Voters in multiple states decided to forgo increasing taxes on cigarettes to fund education and healthcare initiatives, while the results were mixed for community water fluoridation and the future of local soda taxes.

Mixed results for soda tax ban

Voters in Oregon overwhelmingly decided not to ban local cities and towns from implementing taxes on sugar-sweetened beverages. The same was not true in Washington, where voters elected to implement a statewide ban on new sugary drink taxes.

The two measures were marketed as "affordable grocery" initiatives, and they were designed to prevent new taxes on groceries, including sodas and sugar-sweetened beverages. Sugary drink companies, including Coca-Cola and PepsiCo, largely funded the initiatives.

Despite the loss in Oregon, bans on local grocery and soda taxes have become increasingly common. Arizona and Michigan had already banned local municipalities from taxing sugary drinks, and California banned new local soda taxes through 2030 earlier this year.

Early research suggests that taxing sugar-sweetened beverages lowers sales and may help to reduce caries and prevent diabetes. Seven U.S. cities currently have soda taxes, and Seattle's tax on sugar-sweetened beverages will remain in effect. Furthermore, the California Dental Association hopes to put a statewide soda tax on the ballot in 2020.

Tobacco taxes fail

Voters in Montana and South Dakota decided to not increase taxes on cigarettes to fund health and education initiatives.

Montana voters struck down a measure that would have increased the state tax on cigarettes by $2 per pack. If approved, the tax revenue would have funded the state's Medicaid expansion programs, which are set to expire in 2019.

In South Dakota, voters decided not to increase state cigarette taxes by $1 per pack. The measure would have directed $35 million in tobacco tax revenue to fund multiple technical education initiatives.

2 cities say no to fluoridation

The future of fluoridated water was up for debate in three cities, where residents decided whether to start or stop adding fluoride to the community water supply.

Voters in Houston, MO, elected to stop fluoridating their water supply, and those in Springfield, OH, decided not to add fluoride back to the community water supply.
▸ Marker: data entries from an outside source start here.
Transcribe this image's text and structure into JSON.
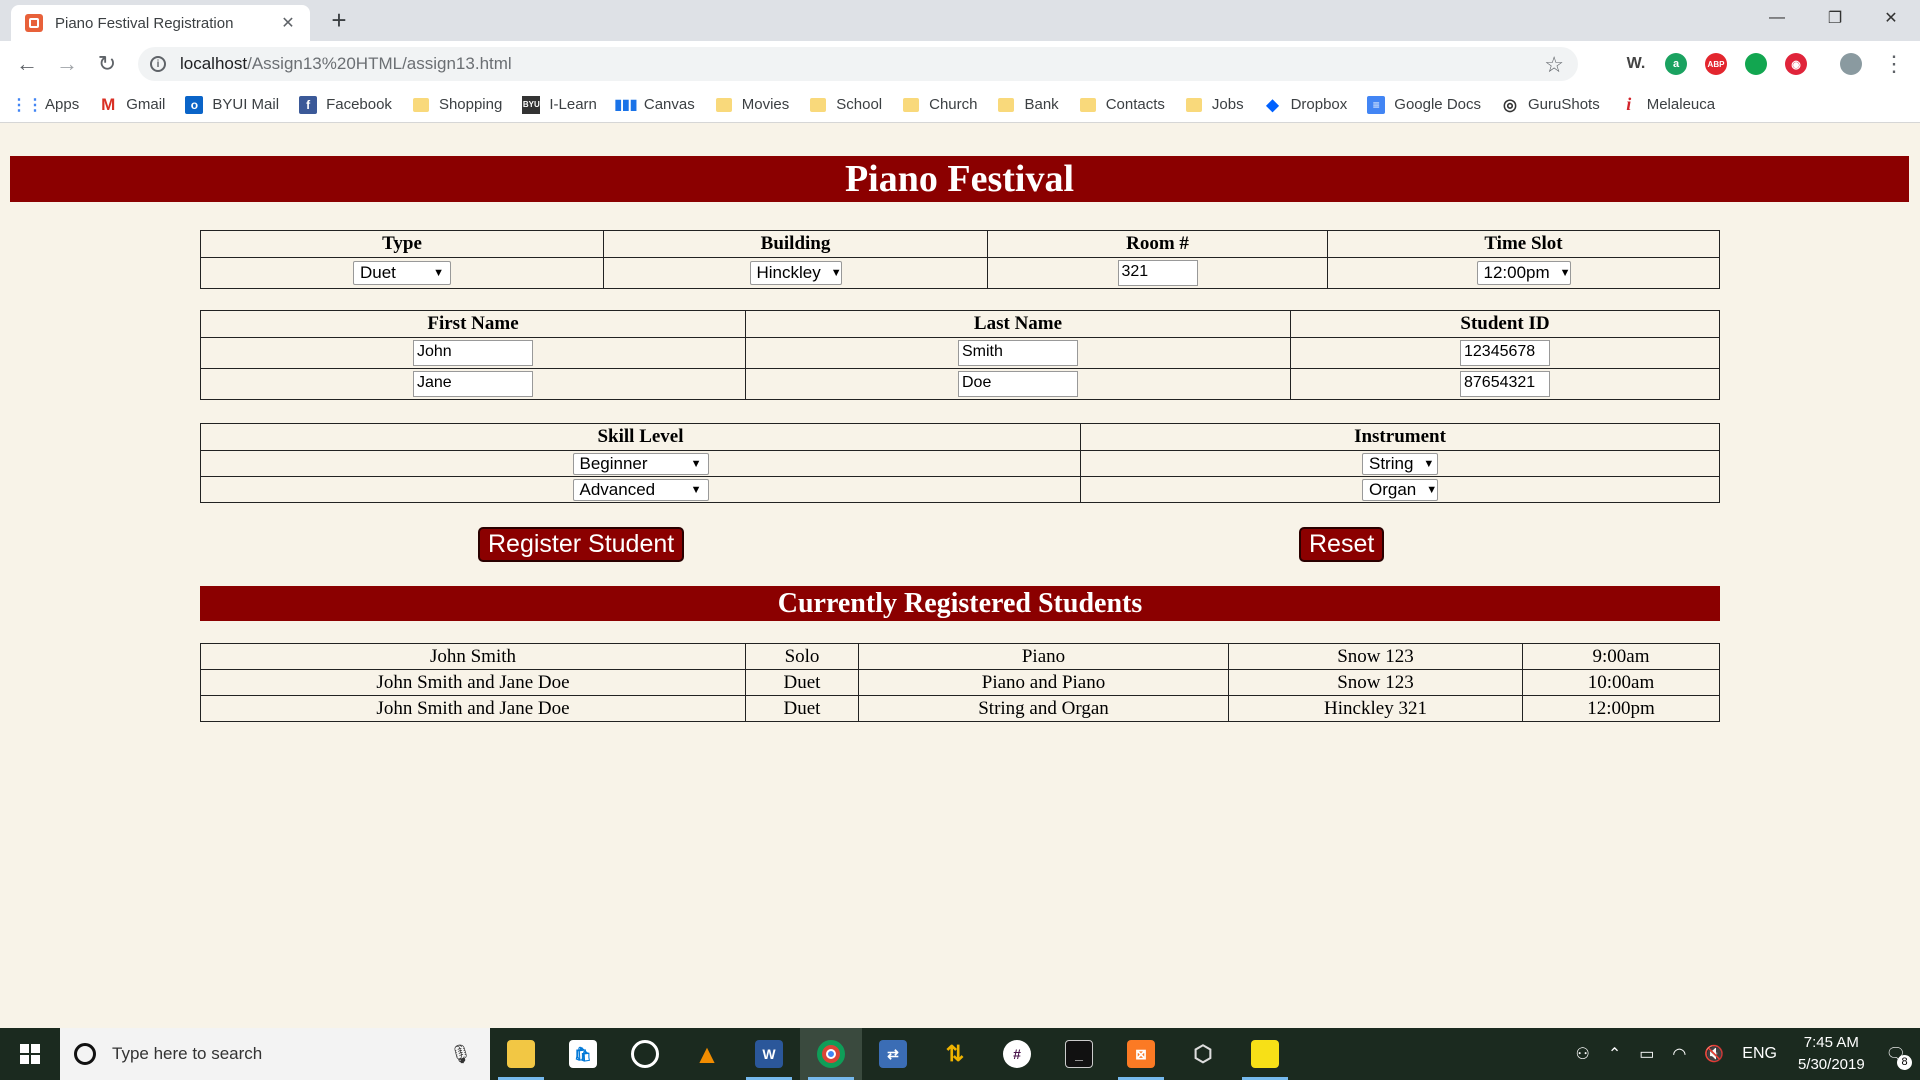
{
  "browser": {
    "tab_title": "Piano Festival Registration",
    "url_host": "localhost",
    "url_path": "/Assign13%20HTML/assign13.html",
    "bookmarks": [
      "Apps",
      "Gmail",
      "BYUI Mail",
      "Facebook",
      "Shopping",
      "I-Learn",
      "Canvas",
      "Movies",
      "School",
      "Church",
      "Bank",
      "Contacts",
      "Jobs",
      "Dropbox",
      "Google Docs",
      "GuruShots",
      "Melaleuca"
    ]
  },
  "page": {
    "title": "Piano Festival",
    "session_table": {
      "headers": [
        "Type",
        "Building",
        "Room #",
        "Time Slot"
      ],
      "type": "Duet",
      "building": "Hinckley",
      "room": "321",
      "time_slot": "12:00pm"
    },
    "students_table": {
      "headers": [
        "First Name",
        "Last Name",
        "Student ID"
      ],
      "rows": [
        {
          "first": "John",
          "last": "Smith",
          "id": "12345678"
        },
        {
          "first": "Jane",
          "last": "Doe",
          "id": "87654321"
        }
      ]
    },
    "skills_table": {
      "headers": [
        "Skill Level",
        "Instrument"
      ],
      "rows": [
        {
          "skill": "Beginner",
          "instrument": "String"
        },
        {
          "skill": "Advanced",
          "instrument": "Organ"
        }
      ]
    },
    "register_label": "Register Student",
    "reset_label": "Reset",
    "registered_title": "Currently Registered Students",
    "registered": [
      [
        "John Smith",
        "Solo",
        "Piano",
        "Snow 123",
        "9:00am"
      ],
      [
        "John Smith and Jane Doe",
        "Duet",
        "Piano and Piano",
        "Snow 123",
        "10:00am"
      ],
      [
        "John Smith and Jane Doe",
        "Duet",
        "String and Organ",
        "Hinckley 321",
        "12:00pm"
      ]
    ]
  },
  "taskbar": {
    "search_placeholder": "Type here to search",
    "language": "ENG",
    "time": "7:45 AM",
    "date": "5/30/2019",
    "notifications": "8"
  },
  "colors": {
    "accent": "#8b0000",
    "page_bg": "#f8f3e8"
  }
}
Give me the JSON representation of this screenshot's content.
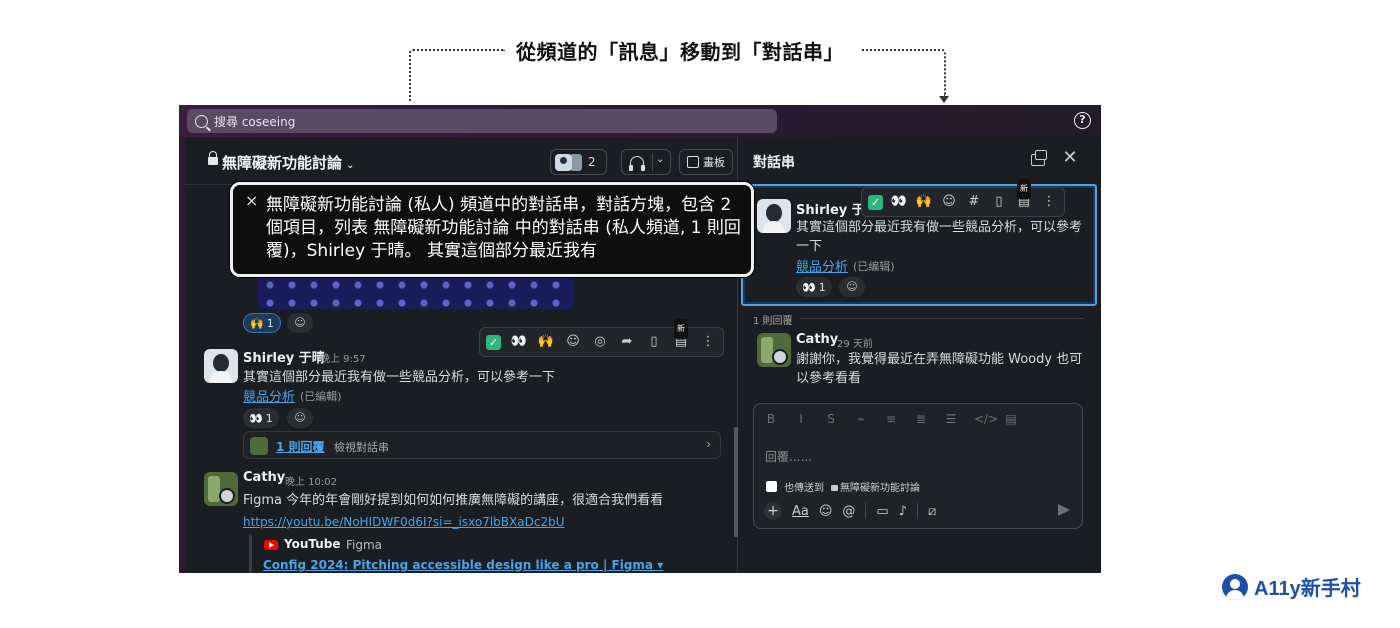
{
  "annotation": {
    "title": "從頻道的「訊息」移動到「對話串」",
    "brand": "A11y新手村"
  },
  "topbar": {
    "search_text": "搜尋 coseeing",
    "help": "?"
  },
  "channel": {
    "name": "無障礙新功能討論",
    "member_count": "2",
    "canvas_label": "畫板",
    "prev_reactions": [
      {
        "emoji": "🙌",
        "count": "1"
      }
    ],
    "toolbar": {
      "check": "✓",
      "eyes": "👀",
      "hands": "🙌",
      "add_reaction": "☺",
      "reply": "◎",
      "share": "➦",
      "bookmark": "▯",
      "more": "⋮",
      "new_badge": "新"
    },
    "messages": [
      {
        "author": "Shirley 于晴",
        "time": "晚上 9:57",
        "text": "其實這個部分最近我有做一些競品分析，可以參考一下",
        "link": "競品分析",
        "edited": "(已編輯)",
        "reaction": {
          "emoji": "👀",
          "count": "1"
        },
        "replies": {
          "count": "1 則回覆",
          "view": "檢視對話串"
        }
      },
      {
        "author": "Cathy",
        "time": "晚上 10:02",
        "text": "Figma 今年的年會剛好提到如何如何推廣無障礙的講座，很適合我們看看",
        "link": "https://youtu.be/NoHIDWF0d6I?si=_isxo7lbBXaDc2bU",
        "embed": {
          "provider": "YouTube",
          "sub": "Figma",
          "title": "Config 2024: Pitching accessible design like a pro | Figma"
        }
      }
    ]
  },
  "screen_reader": {
    "close": "×",
    "text": "無障礙新功能討論 (私人) 頻道中的對話串，對話方塊，包含 2 個項目，列表 無障礙新功能討論 中的對話串 (私人頻道, 1 則回覆)，Shirley 于晴。 其實這個部分最近我有"
  },
  "thread": {
    "title": "對話串",
    "parent": {
      "author": "Shirley 于晴",
      "text": "其實這個部分最近我有做一些競品分析，可以參考一下",
      "link": "競品分析",
      "edited": "(已编辑)",
      "reaction": {
        "emoji": "👀",
        "count": "1"
      }
    },
    "replies_label": "1 則回覆",
    "reply": {
      "author": "Cathy",
      "time": "29 天前",
      "text": "謝謝你，我覺得最近在弄無障礙功能 Woody 也可以參考看看"
    },
    "composer": {
      "placeholder": "回覆......",
      "also_send": "也傳送到",
      "channel": "無障礙新功能討論",
      "format_buttons": [
        "B",
        "I",
        "S",
        "⌁",
        "≡",
        "≣",
        "☰",
        "</>",
        "▤"
      ]
    }
  }
}
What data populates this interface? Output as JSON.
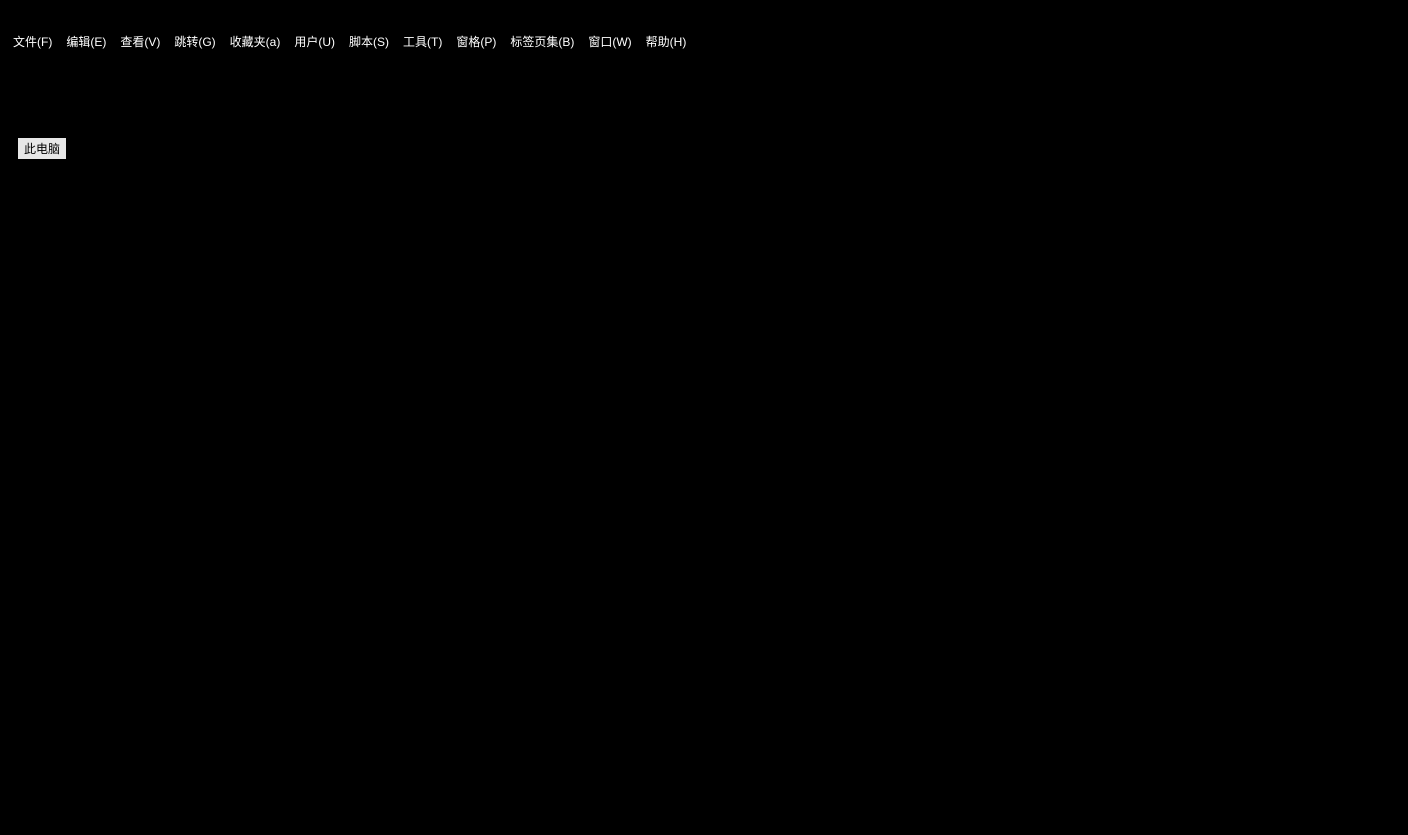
{
  "menubar": {
    "items": [
      {
        "label": "文件(F)"
      },
      {
        "label": "编辑(E)"
      },
      {
        "label": "查看(V)"
      },
      {
        "label": "跳转(G)"
      },
      {
        "label": "收藏夹(a)"
      },
      {
        "label": "用户(U)"
      },
      {
        "label": "脚本(S)"
      },
      {
        "label": "工具(T)"
      },
      {
        "label": "窗格(P)"
      },
      {
        "label": "标签页集(B)"
      },
      {
        "label": "窗口(W)"
      },
      {
        "label": "帮助(H)"
      }
    ]
  },
  "desktop": {
    "item_label": "此电脑"
  }
}
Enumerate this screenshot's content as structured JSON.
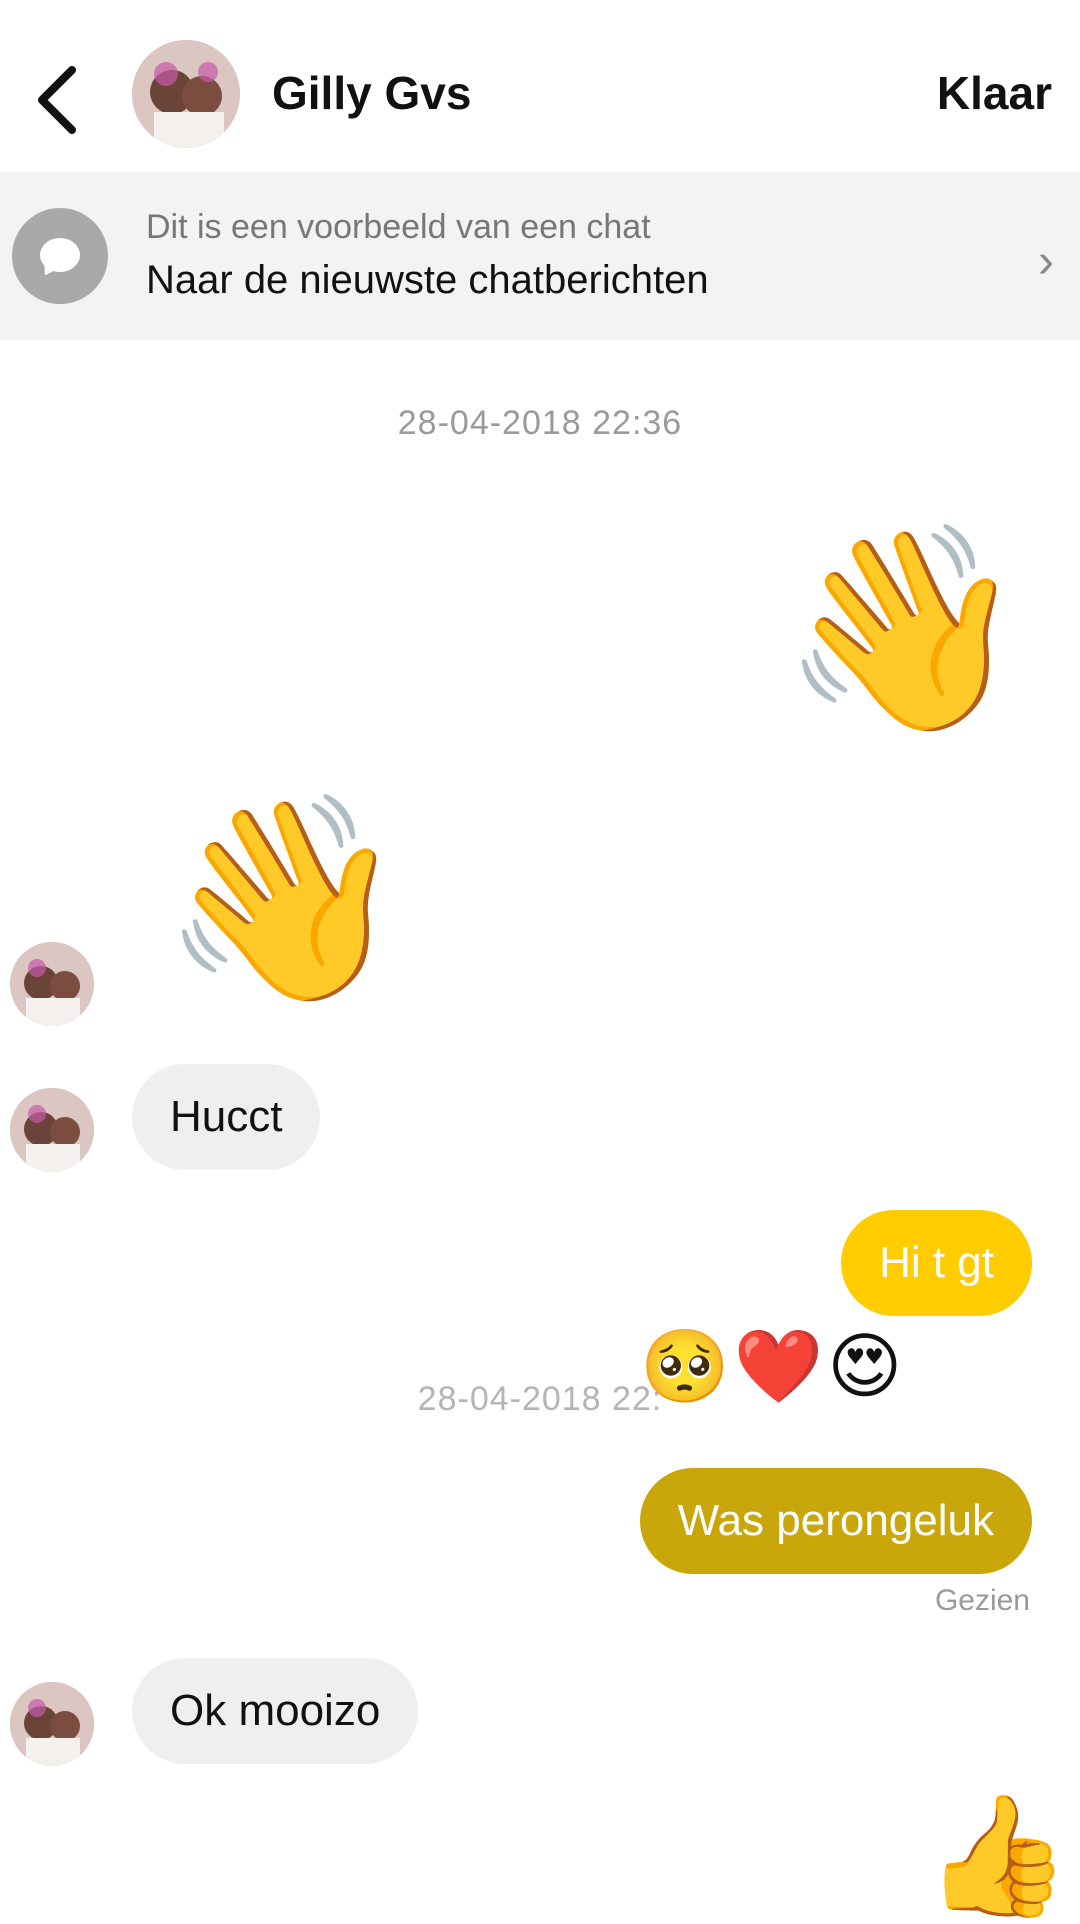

However, residents of Brooksville, FL, voted to continue community water fluoridation.

5 dentists elected

Five dentists were elected or re-elected to the U.S. House of Representatives on November 6, according to the Associated Press:

  • Brian Babin, DDS (R-TX), defeated his opponent, Dayna Steele, by more than 100,000 votes. Dr. Babin represents Texas' 36th District.
  • Drew Ferguson, DMD (R-GA), defeated his opponent, Chuck Enderlin, by more than 90,000 votes. Dr. Ferguson represents Georgia's 3rd District.
  • Paul Gosar, DDS (R-AZ) defeated his opponent, David Brill, by more than 80,000 votes. Dr. Gosar represents Arizona's 4th District.
  • Mike Simpson, DMD (R-ID), defeated his opponent, Aaron Swisher, by more than 55,000 votes. Dr. Simpson represents Idaho's 2nd District.
  • Jeff Van Drew, DMD (D-NJ), upset opponent Seth Grossman by more than 13,000 votes. Dr. Van Drew will represent New Jersey's 2nd District.